Online24, Jakarta – Harga tembaga mengalami peningkatan seiring dengan naiknya impor China. Pada penutupan perdagangan di bursa London Metal Exchange (LME), harga tembaga naik 64 poin atau 1,14% menjadi US$5.692 per ton.

Sepanjang tahun berjalan, harga naik 2,83%. Pada 2016, harga tembaga menguat 17,65%.
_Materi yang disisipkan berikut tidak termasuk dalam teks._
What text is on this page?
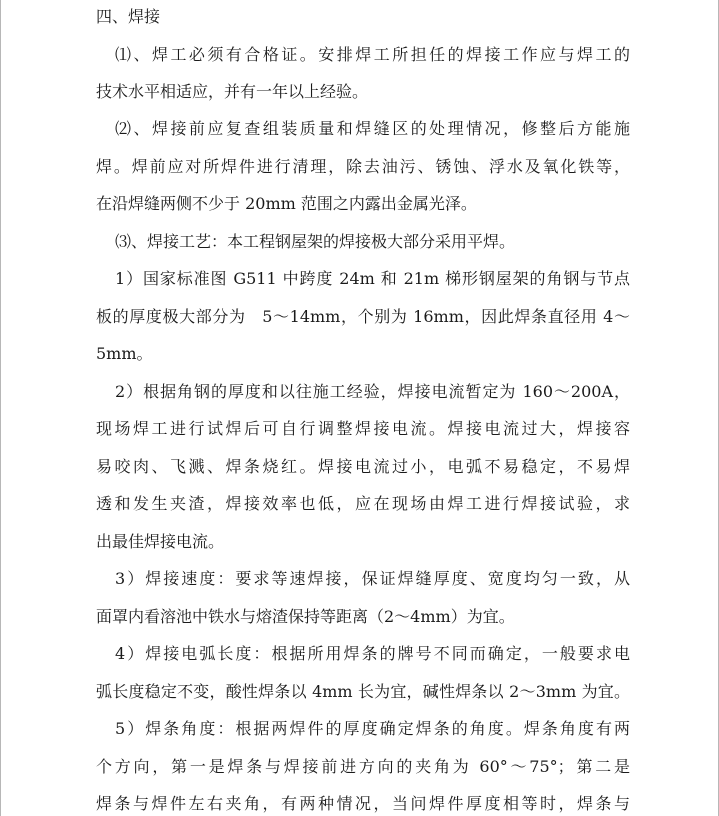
四、焊接
⑴、焊工必须有合格证。安排焊工所担任的焊接工作应与焊工的
技术水平相适应，并有一年以上经验。
⑵、焊接前应复查组装质量和焊缝区的处理情况，修整后方能施
焊。焊前应对所焊件进行清理，除去油污、锈蚀、浮水及氧化铁等，
在沿焊缝两侧不少于 20mm 范围之内露出金属光泽。
⑶、焊接工艺：本工程钢屋架的焊接极大部分采用平焊。
1）国家标准图 G511 中跨度 24m 和 21m 梯形钢屋架的角钢与节点
板的厚度极大部分为　5～14mm，个别为 16mm，因此焊条直径用 4～
5mm。
2）根据角钢的厚度和以往施工经验，焊接电流暂定为 160～200A，
现场焊工进行试焊后可自行调整焊接电流。焊接电流过大，焊接容
易咬肉、飞溅、焊条烧红。焊接电流过小，电弧不易稳定，不易焊
透和发生夹渣，焊接效率也低，应在现场由焊工进行焊接试验，求
出最佳焊接电流。
3）焊接速度：要求等速焊接，保证焊缝厚度、宽度均匀一致，从
面罩内看溶池中铁水与熔渣保持等距离（2～4mm）为宜。
4）焊接电弧长度：根据所用焊条的牌号不同而确定，一般要求电
弧长度稳定不变，酸性焊条以 4mm 长为宜，碱性焊条以 2～3mm 为宜。
5）焊条角度：根据两焊件的厚度确定焊条的角度。焊条角度有两
个方向，第一是焊条与焊接前进方向的夹角为 60°～75°；第二是
焊条与焊件左右夹角，有两种情况，当问焊件厚度相等时，焊条与
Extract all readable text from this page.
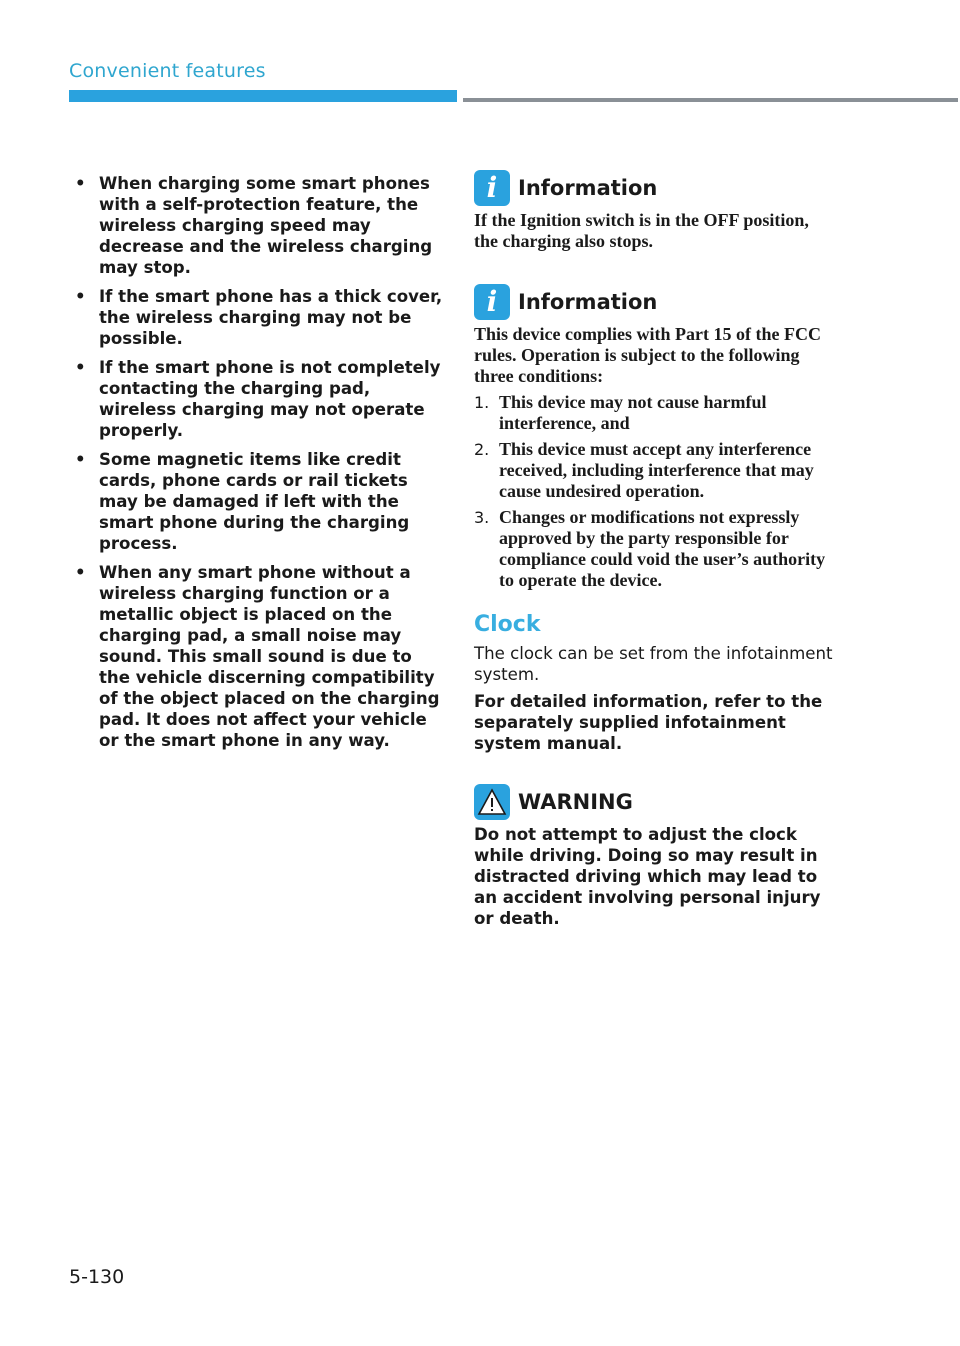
Convenient features
• When charging some smart phones with a self-protection feature, the wireless charging speed may decrease and the wireless charging may stop.
• If the smart phone has a thick cover, the wireless charging may not be possible.
• If the smart phone is not completely contacting the charging pad, wireless charging may not operate properly.
• Some magnetic items like credit cards, phone cards or rail tickets may be damaged if left with the smart phone during the charging process.
• When any smart phone without a wireless charging function or a metallic object is placed on the charging pad, a small noise may sound. This small sound is due to the vehicle discerning compatibility of the object placed on the charging pad. It does not affect your vehicle or the smart phone in any way.
i Information

If the Ignition switch is in the OFF position, the charging also stops.

i Information

This device complies with Part 15 of the FCC rules. Operation is subject to the following three conditions:

1. This device may not cause harmful interference, and
2. This device must accept any interference received, including interference that may cause undesired operation.
3. Changes or modifications not expressly approved by the party responsible for compliance could void the user’s authority to operate the device.
Clock

The clock can be set from the infotainment system.

For detailed information, refer to the separately supplied infotainment system manual.

WARNING

Do not attempt to adjust the clock while driving. Doing so may result in distracted driving which may lead to an accident involving personal injury or death.

5-130
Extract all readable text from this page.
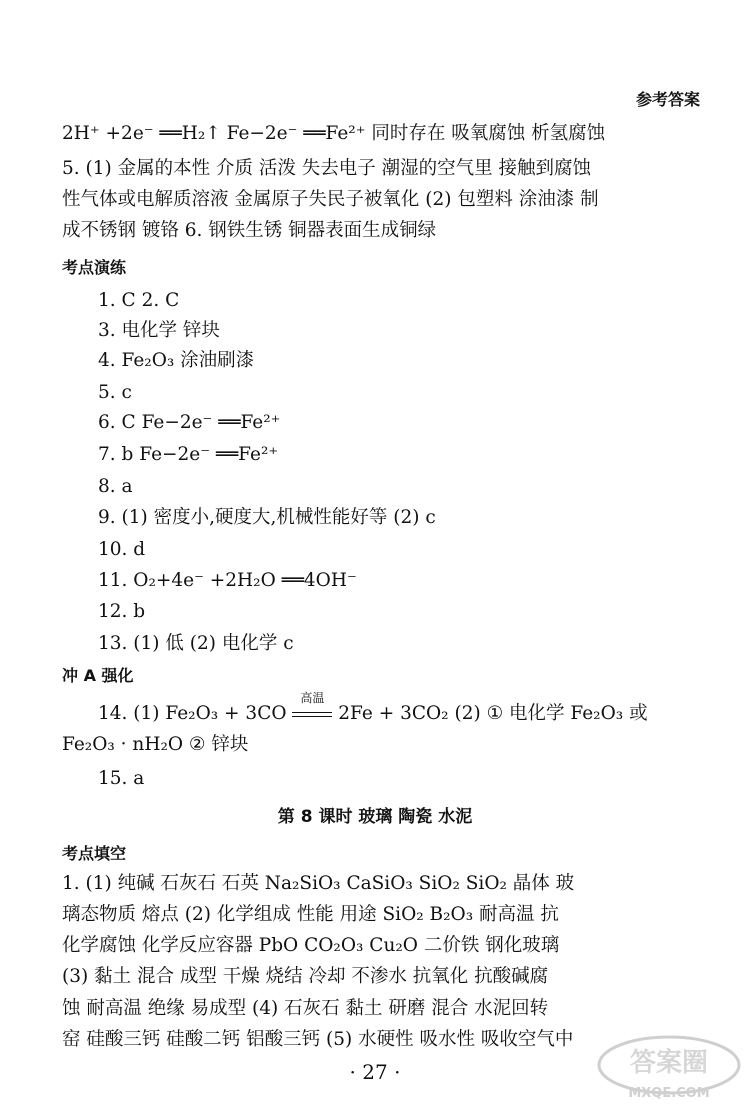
参考答案
2H⁺ +2e⁻ ══H₂↑ Fe−2e⁻ ══Fe²⁺ 同时存在 吸氧腐蚀 析氢腐蚀
5. (1) 金属的本性 介质 活泼 失去电子 潮湿的空气里 接触到腐蚀
性气体或电解质溶液 金属原子失民子被氧化 (2) 包塑料 涂油漆 制
成不锈钢 镀铬 6. 钢铁生锈 铜器表面生成铜绿
考点演练
1. C 2. C
3. 电化学 锌块
4. Fe₂O₃ 涂油刷漆
5. c
6. C Fe−2e⁻ ══Fe²⁺
7. b Fe−2e⁻ ══Fe²⁺
8. a
9. (1) 密度小,硬度大,机械性能好等 (2) c
10. d
11. O₂+4e⁻ +2H₂O ══4OH⁻
12. b
13. (1) 低 (2) 电化学 c
冲 A 强化
14. (1) Fe₂O₃ + 3CO
高温
2Fe + 3CO₂ (2) ① 电化学 Fe₂O₃ 或
Fe₂O₃ · nH₂O ② 锌块
15. a
第 8 课时 玻璃 陶瓷 水泥
考点填空
1. (1) 纯碱 石灰石 石英 Na₂SiO₃ CaSiO₃ SiO₂ SiO₂ 晶体 玻
璃态物质 熔点 (2) 化学组成 性能 用途 SiO₂ B₂O₃ 耐高温 抗
化学腐蚀 化学反应容器 PbO CO₂O₃ Cu₂O 二价铁 钢化玻璃
(3) 黏土 混合 成型 干燥 烧结 冷却 不渗水 抗氧化 抗酸碱腐
蚀 耐高温 绝缘 易成型 (4) 石灰石 黏土 研磨 混合 水泥回转
窑 硅酸三钙 硅酸二钙 铝酸三钙 (5) 水硬性 吸水性 吸收空气中
· 27 ·	答案圈
MXQE.COM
Chris Wu, analis sekaligus konsultan CRU Group menyampaikan, permintaan China biasanya memuncak pada bulan Maret-Mei, saat aktivitas manufaktur mengalami peningkatan setelah jeda musim dingin.

“Trader telah menambah stok sesuai ekspektasi musiman,” ujarnya Jumat (14/4/2017).

Berdasarkan data awal bea cukai setempat, pengapalan tembaga dan produk tembaga pada Maret 2017 meningkat 26% month on month (mom) menjadi 430.000 ton dari 340.000 ton pada bulan sebelumnya. Pada kuartal I/2017, impor tembaga Negeri Panda meningkat 8,5% menjadi 4,31 juta ton.

“Belum ada pemulihan signifikan dari sisi permintaan seperti tahun sebelumnya. Oleh karena itu, pasar masih harus tetap berhati-hati,” sambung Wu.